31.7.07

El tren

El servicio nocturno del vagón en el que estábamos tenía incluida la cena, y como en los aviones, la azafata y un ayudante comenzaron a repartir las bandejas con sus respectivas viandas. Una entrada, luego un plato caliente y más tarde un postre envasado y café o té. Era un tren, tenía hambre y no esperaba ciervo al vino tinto. Decidí dejar el libro que estaba leyendo y sostener la bandeja plástica con la vianda. Contemplé el paisaje de reojo. La última vez que había levantado la vista el verde era el color predominante, ahora, en medio de no sé dónde y con la luz del sol bajando, todo era color amarillento, seco, muerto. Intenté durante todo el viaje aislarme en la lectura para no escuchar ni sentir los movimientos eclécticos de esa criatura de unos ocho años. Nunca entendí por qué los padres nunca prestaban atención a sus hijos y los dejaban berrear y molestar a antojo. Quizás por esa débil seguridad que daba ir en un tren andando a más de setenta kilómetros por hora. Pero tampoco entendía qué les hacía pensar que eran inmunes a un pasajero molesto. Podía estirar mi pierna, casi sin quererlo, cuando el nenito corriera por enésima vez de una punta a la otra del vagón; sería un accidente terrible perder los dientitos al chocar con el piso. ¿Y por qué no tirarlo por la ventana? Por más que gritara la madre y todas sus gordas parientas, el niño estaría dando vueltas entre el trigal seco en un instante... o tal vez un empujón desafortunado lo mandara debajo del tren. Qué desgracia. Sí, qué desgracia la mía. El chico jadeó un poco, tosió repetidas veces y se secó la frente con la manga de ese saquito azul oscuro. Cuando era chico odiaba que mi madre me vistiera así, y después de muchos años, me di cuenta que todavía existían ese tipo de madres. Tiró su osamenta regordeta sobre el asiento, me miró y luego desvió su atención hacia la ventana. Sonrió nerviosamente y levantó su brazo, lentamente su dedo índice marcaba algo a lo lejos. No era buena la
visibilidad, pero lo único que sí era claro era el violento y certero ataque de la hoz contra el trigo.

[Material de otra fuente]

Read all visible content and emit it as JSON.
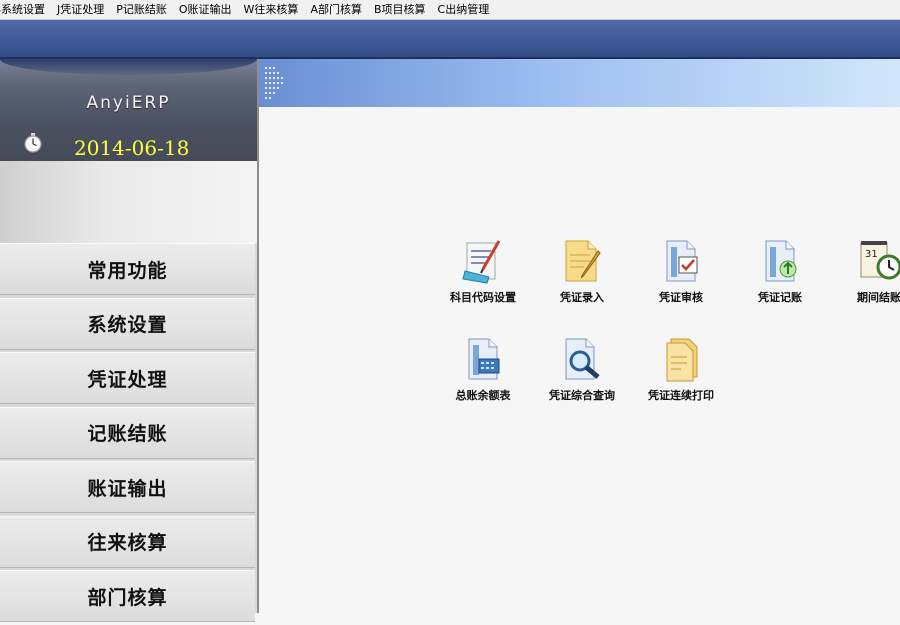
{
  "menu": {
    "items": [
      "S系统设置",
      "J凭证处理",
      "P记账结账",
      "O账证输出",
      "W往来核算",
      "A部门核算",
      "B项目核算",
      "C出纳管理"
    ]
  },
  "sidebar": {
    "brand": "AnyiERP",
    "date": "2014-06-18",
    "nav": [
      "常用功能",
      "系统设置",
      "凭证处理",
      "记账结账",
      "账证输出",
      "往来核算",
      "部门核算"
    ]
  },
  "functions": {
    "items": [
      {
        "label": "科目代码设置",
        "icon": "account-code-icon"
      },
      {
        "label": "凭证录入",
        "icon": "voucher-entry-icon"
      },
      {
        "label": "凭证审核",
        "icon": "voucher-review-icon"
      },
      {
        "label": "凭证记账",
        "icon": "voucher-posting-icon"
      },
      {
        "label": "期间结账",
        "icon": "period-close-icon"
      },
      {
        "label": "总账余额表",
        "icon": "ledger-balance-icon"
      },
      {
        "label": "凭证综合查询",
        "icon": "voucher-query-icon"
      },
      {
        "label": "凭证连续打印",
        "icon": "voucher-print-icon"
      }
    ]
  },
  "colors": {
    "date_text": "#ffff3a",
    "toolbar_blue": "#3d5895",
    "banner_light": "#d2e6fb"
  }
}
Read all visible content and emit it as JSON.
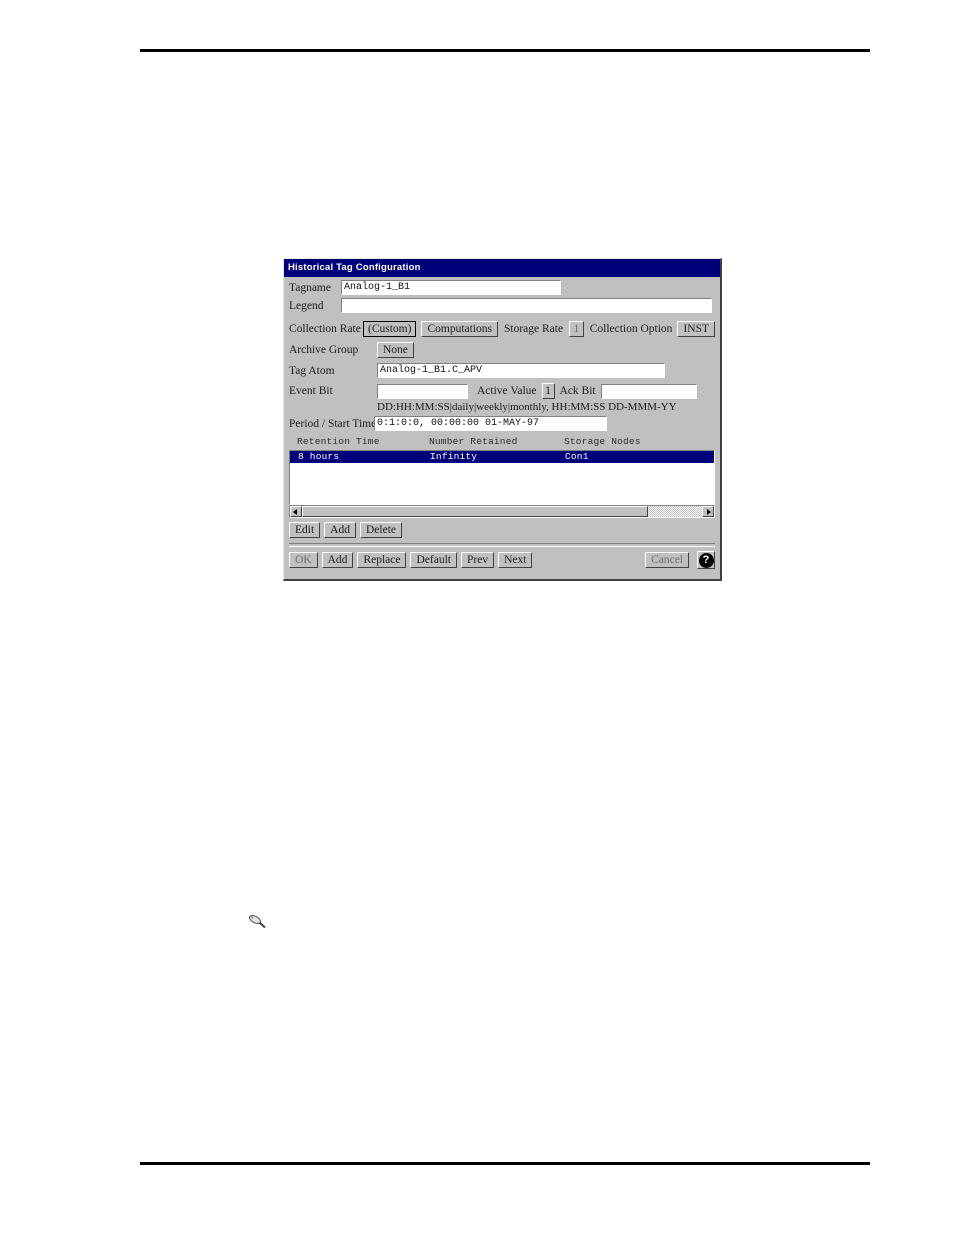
{
  "dialog": {
    "title": "Historical Tag Configuration",
    "fields": {
      "tagname_label": "Tagname",
      "tagname_value": "Analog-1_B1",
      "legend_label": "Legend",
      "legend_value": "",
      "collection_rate_label": "Collection Rate",
      "custom_button": "(Custom)",
      "computations_button": "Computations",
      "storage_rate_label": "Storage Rate",
      "storage_rate_value": "1",
      "collection_option_label": "Collection Option",
      "collection_option_button": "INST",
      "archive_group_label": "Archive Group",
      "archive_group_button": "None",
      "tag_atom_label": "Tag Atom",
      "tag_atom_value": "Analog-1_B1.C_APV",
      "event_bit_label": "Event Bit",
      "event_bit_value": "",
      "active_value_label": "Active Value",
      "active_value_value": "1",
      "ack_bit_label": "Ack Bit",
      "ack_bit_value": "",
      "format_hint": "DD:HH:MM:SS|daily|weekly|monthly,  HH:MM:SS  DD-MMM-YY",
      "period_start_label": "Period / Start Time",
      "period_start_value": "0:1:0:0, 00:00:00   01-MAY-97"
    },
    "list": {
      "columns": [
        "Retention Time",
        "Number Retained",
        "Storage Nodes"
      ],
      "rows": [
        {
          "retention_time": "8 hours",
          "number_retained": "Infinity",
          "storage_nodes": "Con1",
          "selected": true
        }
      ]
    },
    "list_buttons": [
      "Edit",
      "Add",
      "Delete"
    ],
    "action_buttons": [
      "OK",
      "Add",
      "Replace",
      "Default",
      "Prev",
      "Next"
    ],
    "cancel_button": "Cancel",
    "help_button": "?",
    "scrollbar": {
      "left_arrow_icon": "scroll-left-arrow-icon",
      "right_arrow_icon": "scroll-right-arrow-icon"
    },
    "colors": {
      "titlebar_background": "#00007b",
      "dialog_face": "#c0c0c0",
      "selection": "#00007b",
      "field_background": "#ffffff"
    }
  },
  "page": {
    "note_icon": "pencil-note-icon"
  }
}
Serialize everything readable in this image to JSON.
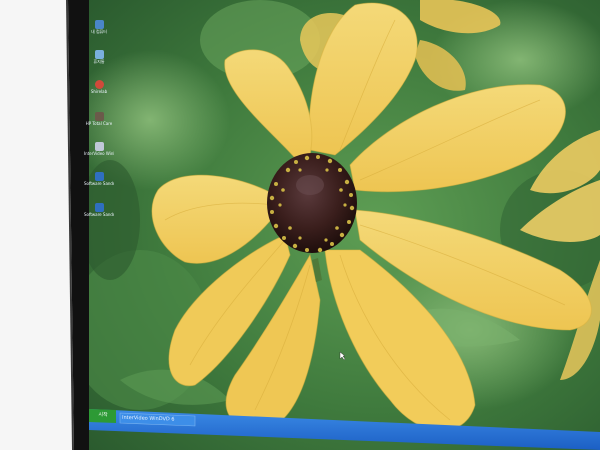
{
  "desktop": {
    "icons": [
      {
        "icon": "folder-icon",
        "label": "내 컴퓨터",
        "color": "#4a86c8"
      },
      {
        "icon": "recycle-bin-icon",
        "label": "휴지통",
        "color": "#7ab0dd"
      },
      {
        "icon": "app-shortcut-icon",
        "label": "Shirelab",
        "color": "#d04a3a"
      },
      {
        "icon": "hp-total-care-icon",
        "label": "HP Total Care",
        "color": "#6b5a4a"
      },
      {
        "icon": "intervideo-icon",
        "label": "InterVideo WinDVD",
        "color": "#c0c8d8"
      },
      {
        "icon": "software-icon",
        "label": "Software Sandra",
        "color": "#2f6fc0"
      },
      {
        "icon": "software-icon",
        "label": "Software Sandra",
        "color": "#2f6fc0"
      }
    ]
  },
  "taskbar": {
    "start_label": "시작",
    "task_label": "InterVideo WinDVD 6"
  },
  "colors": {
    "taskbar": "#1c73d6",
    "start": "#2d9a35",
    "petal": "#f1cd5e",
    "center": "#3a1e1c",
    "leaf": "#3f7a3d"
  }
}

Era extraño, la hoz siempre caía sobre el mismo lugar, y ya era tarde para la sesga. El niño se tapó la boca y se tragó el grito. Volteé hacia la ventana y no puedo decir que lo que vi no me impresionó tanto como a él. El granjero había dejado de hachar y ahora levantaba algo pequeño del suelo El niño me miró porque era el único del vagón que había mirado también. Buscaba alguna respuesta o una palabra mentirosa, de esas que los padres dicen, a veces, piadosos del miedo de sus hijos. Solo levanté a vista y lo miré fijo, sin nada que ofrecerle. El niño hundió su cabeza en los enormes pechos de su madre y cerró los ojos con fuerza. Traté de mantener mi vista sobre la bandeja de comida, al menos, hasta alejarnos un poco de aquel lugar.